Um cenário que tem um impacto grande nos custos da saúde pública. Boletim Epidemiológico, lançado no ano passado pelo Ministério da Saúde, constatou que, em 2011, a taxa de internação de motociclistas foi de 3,9 e pulou para 6,1 por 10 mil habitantes em 2021, causando um custo de R$ 167 milhões, apenas em 2021.
O panorama traçado mostra o tamanho do desafio que temos pela frente. Um problema que precisa ser resolvido a muitas mãos. E como a Engenharia pode contribuir para uma boa mobilidade urbana? Podemos colaborar significativamente para a melhoria da mobilidade urbana de várias maneiras, através das nossas diversas áreas de atuação. Desde a Engenharia de Tráfego, com planejamento viário, a sistemas de transportes inteligentes, com espaço para a sustentabilidade e aposta na mobilidade ativa.
O Conselho Regional de Engenharia e Agronomia de Pernambuco vem abrindo várias frentes para buscar uma mobilidade compatível com o desenvolvimento da Região Metropolitana do Recife. A exemplo da formação do Fórum Permanente pela Mobilidade e Defesa do Metrô, onde o Crea Pernambuco vem participando ativamente de discussões e apresentação de propostas de recuperação do metrô, um modal de extrema importância para a locomoção da sociedade.
Nesta discussão, um ponto importante não pode ser deixado de lado: o aspecto ambiental. Os congestionamentos têm um impacto direto no ar que respiramos, vide a emissão de gases com a queima de combustíveis fósseis. Faz-se urgente o estímulo do uso da energia limpa, a exemplo da adoção de veículos elétricos, uma tendência em ascensão no mundo. O relatório “Perspectivas Globais para Veículos Elétricos”, da Agência Internacional de Energia, aponta um crescimento na compra destes veículos neste ano, reforçando a tendência de alta de 2023, que registrou um aumento recorde nas vendas globais de carros elétricos no ano passado e bateram os 14 milhões de unidades (subindo 35% em relação ao ano anterior).
Um outro viés relevante é o investimento prioritário na mobilidade ativa. Mas não basta incentivar os deslocamentos a pé ou por bicicleta sem dar segurança e condições adequadas para esta opção de transporte. A existência de ciclofaixas por si só não é suficiente quando não há uma integração com as vias de trânsito da cidade, com base numa logística viável. Sem falar em calçadas seguras, acessíveis e livres para a circulação dos pedestres.

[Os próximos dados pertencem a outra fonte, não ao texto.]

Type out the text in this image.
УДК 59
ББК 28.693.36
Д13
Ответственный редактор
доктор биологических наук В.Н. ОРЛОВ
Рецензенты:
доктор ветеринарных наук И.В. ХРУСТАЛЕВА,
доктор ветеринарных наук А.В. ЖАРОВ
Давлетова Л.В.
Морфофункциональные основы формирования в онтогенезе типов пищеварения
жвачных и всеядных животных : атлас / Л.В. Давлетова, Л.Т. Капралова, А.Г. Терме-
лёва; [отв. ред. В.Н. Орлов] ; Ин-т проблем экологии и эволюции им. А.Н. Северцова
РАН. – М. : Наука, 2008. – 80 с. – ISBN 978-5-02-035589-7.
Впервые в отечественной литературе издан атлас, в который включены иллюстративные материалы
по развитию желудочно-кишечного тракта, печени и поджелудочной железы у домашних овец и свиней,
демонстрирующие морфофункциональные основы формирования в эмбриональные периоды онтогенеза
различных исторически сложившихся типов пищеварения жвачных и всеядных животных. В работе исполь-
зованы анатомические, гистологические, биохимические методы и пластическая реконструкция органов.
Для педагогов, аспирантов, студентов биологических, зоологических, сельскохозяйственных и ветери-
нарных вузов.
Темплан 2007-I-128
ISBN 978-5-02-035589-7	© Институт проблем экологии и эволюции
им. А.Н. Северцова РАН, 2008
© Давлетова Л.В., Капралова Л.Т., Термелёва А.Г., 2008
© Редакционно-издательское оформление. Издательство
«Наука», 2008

É importante entender que a mobilidade é uma responsabilidade do poder público, mas exige a participação direta da sociedade. Somos, ou deveríamos ser, todos usuários do Sistema de Transporte Público. As melhorias só virão com a cobrança de um serviço de melhor qualidade. Um caminho, apontado pelo Instituto MDT (Movimento Nacional pelo Direito ao Transporte), é o Sistema Único de Mobilidade Urbana (SUM). A implantação do sistema é baseada na importância da mobilidade urbana para o desenvolvimento econômico e social das cidades e do País. Ela prevê uma política pública para garantir o direito a uma mobilidade urbana sustentável, acessível e de qualidade para todos.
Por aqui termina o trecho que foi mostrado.